Creator of Ooty Gardens: Hugh Cleghorn

Huge Francis Clarke Cleghorn, is considered as the Father of Indian Forestry.

He made an important contribution to Ooty by appointing McIvor to create the Botanical Gardens. McIvor was by nature quarrelsome, assuming and financially  shrewd and speculative. Yet Cleghorn appointed him over others; and quite rightly so as history proved later.)     

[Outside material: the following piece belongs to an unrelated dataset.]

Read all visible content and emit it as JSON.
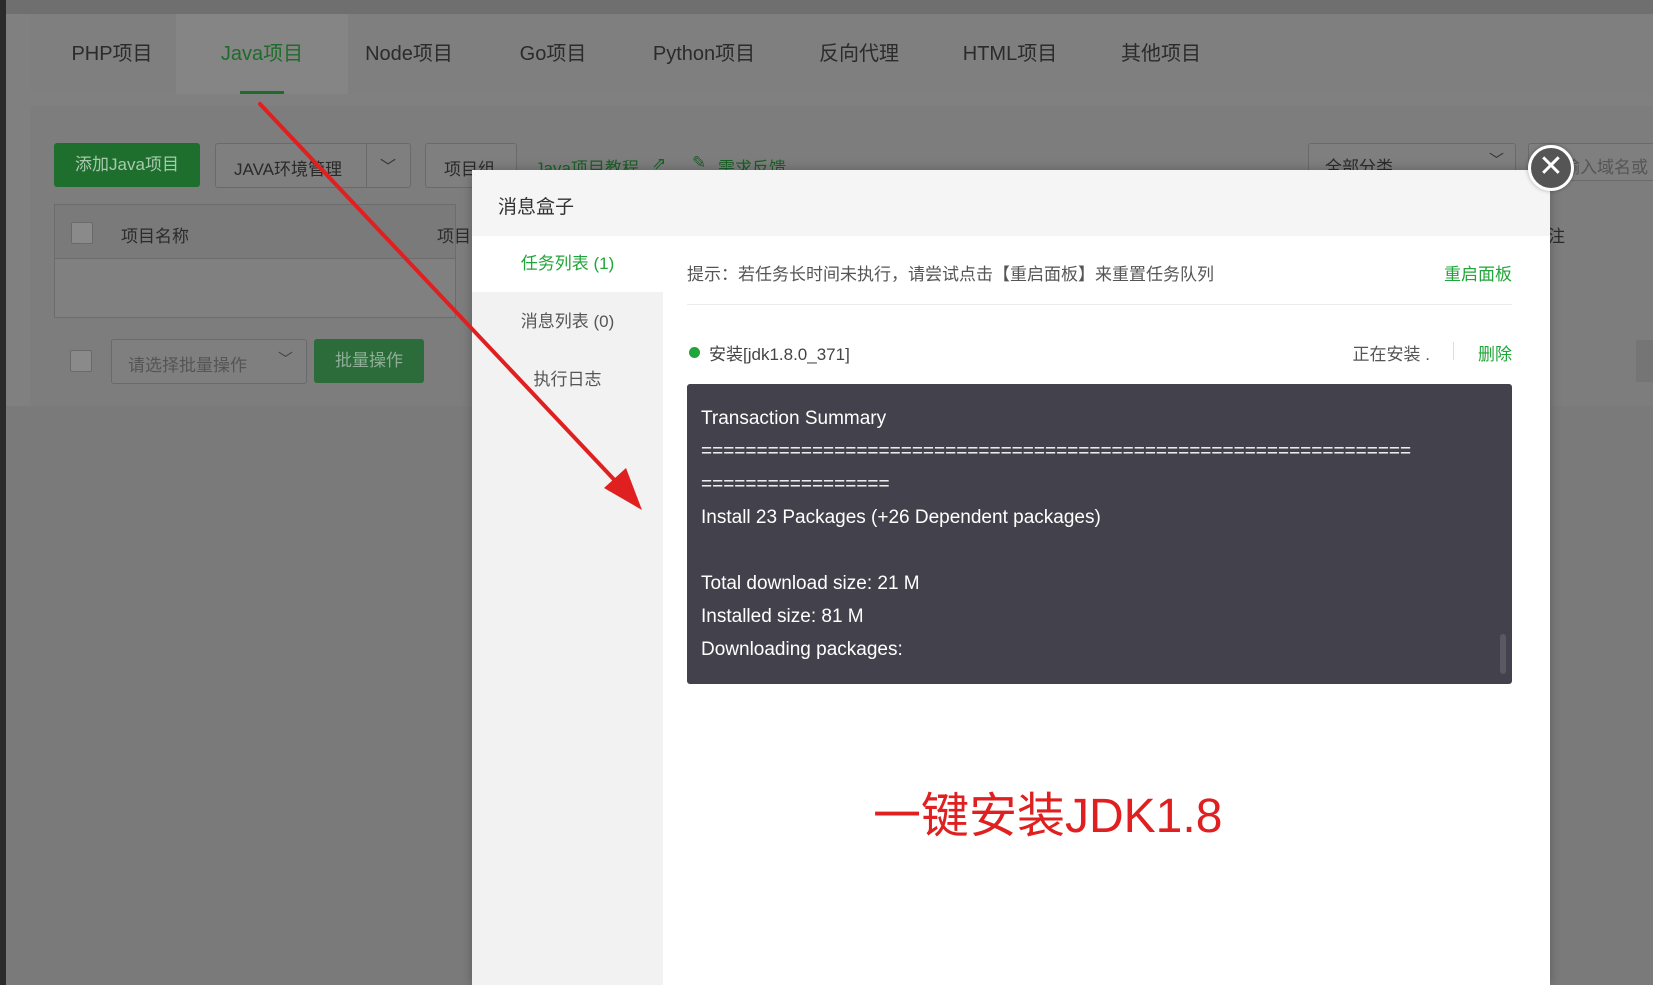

Huge Francis Clarke Cleghorn was born in Madras, but came to Scotland at the age of four to be raised by his aunts and grandfather.  His schooling was at the High School of Edinburgh and Madras Academy, followed by studies at the universities of St Andrews and Edinburgh. At Edinburgh he studied medicine. In 1842 he joined the East India Company as an Assistant Surgeon and returned to Madras. Illness forced Cleghorn back to Britain in 1848, where he stayed for three years, during which he wrote his important report for the British Association on the effects of tropical deforestation, and worked on Indian economic products for the Great Exhibition of 1851. After returning to Madras in 1851 he taught botany and materia medica at the Medical College and was secretary of the Agri-Horticultural Society.

In 1855 he was appointed by Lord Harris, Governor of Madras, to the new post of Conservator of Forests. Before leaving for a second home leave in September 1860 Cleghorn established a forest conservancy system in Madras.

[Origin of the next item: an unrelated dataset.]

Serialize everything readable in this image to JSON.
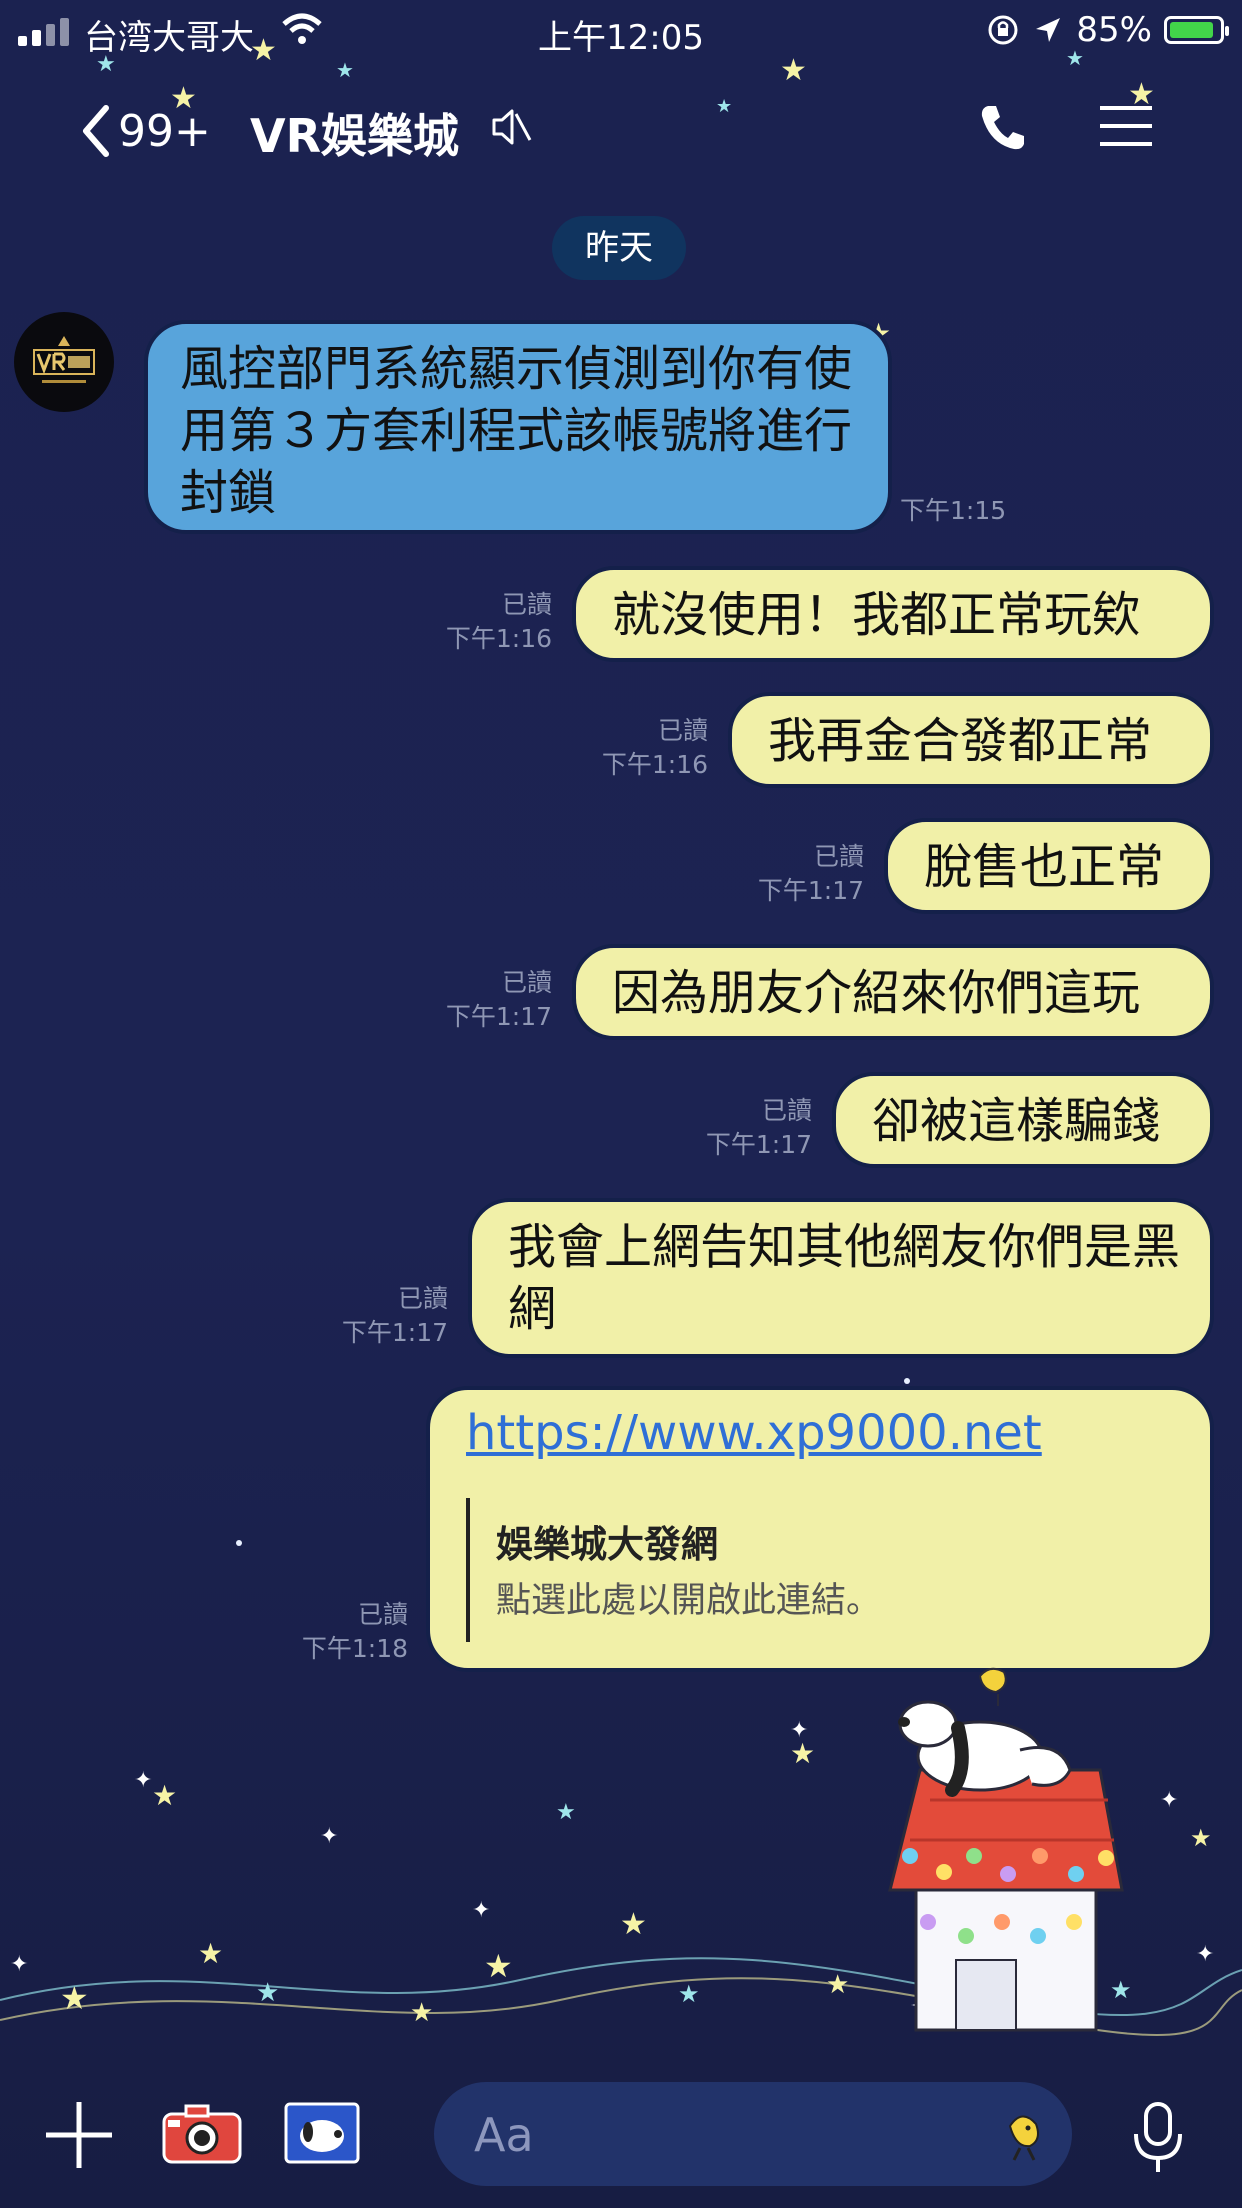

After returning to India in 1861 the rest of Cleghorn’s career was largely spent working on forestry in the NW Himalayas. For a time he acted as Inspector-General of Forests and he has been considered to be the founder of Forest Conservancy in India.

On McIvor Cleghorn reported, ‘Honesty & Conciliatory manners remain grand essentials.  – Dr Wight (Robert Wight) & myself have been strong friends of McIvor and have befriended him in several difficulties, but it has been impossible to absolve him from blame in some matters, when a little suavity of speech would  have made all straight. He is now prosecuting an Officer of the Engineers in the Supreme Court’.

Considering the Herculean task of bringing a large piece of ground ( it was a bushy ravine in fact)  into order, where English experience was  of comparatively little use, and when soil, climate & situation were  entirely different,  Cleghorn recommended a younger man like McIvor whom  he described as a ‘practical Horticulturist & not a Scientific Botanist’.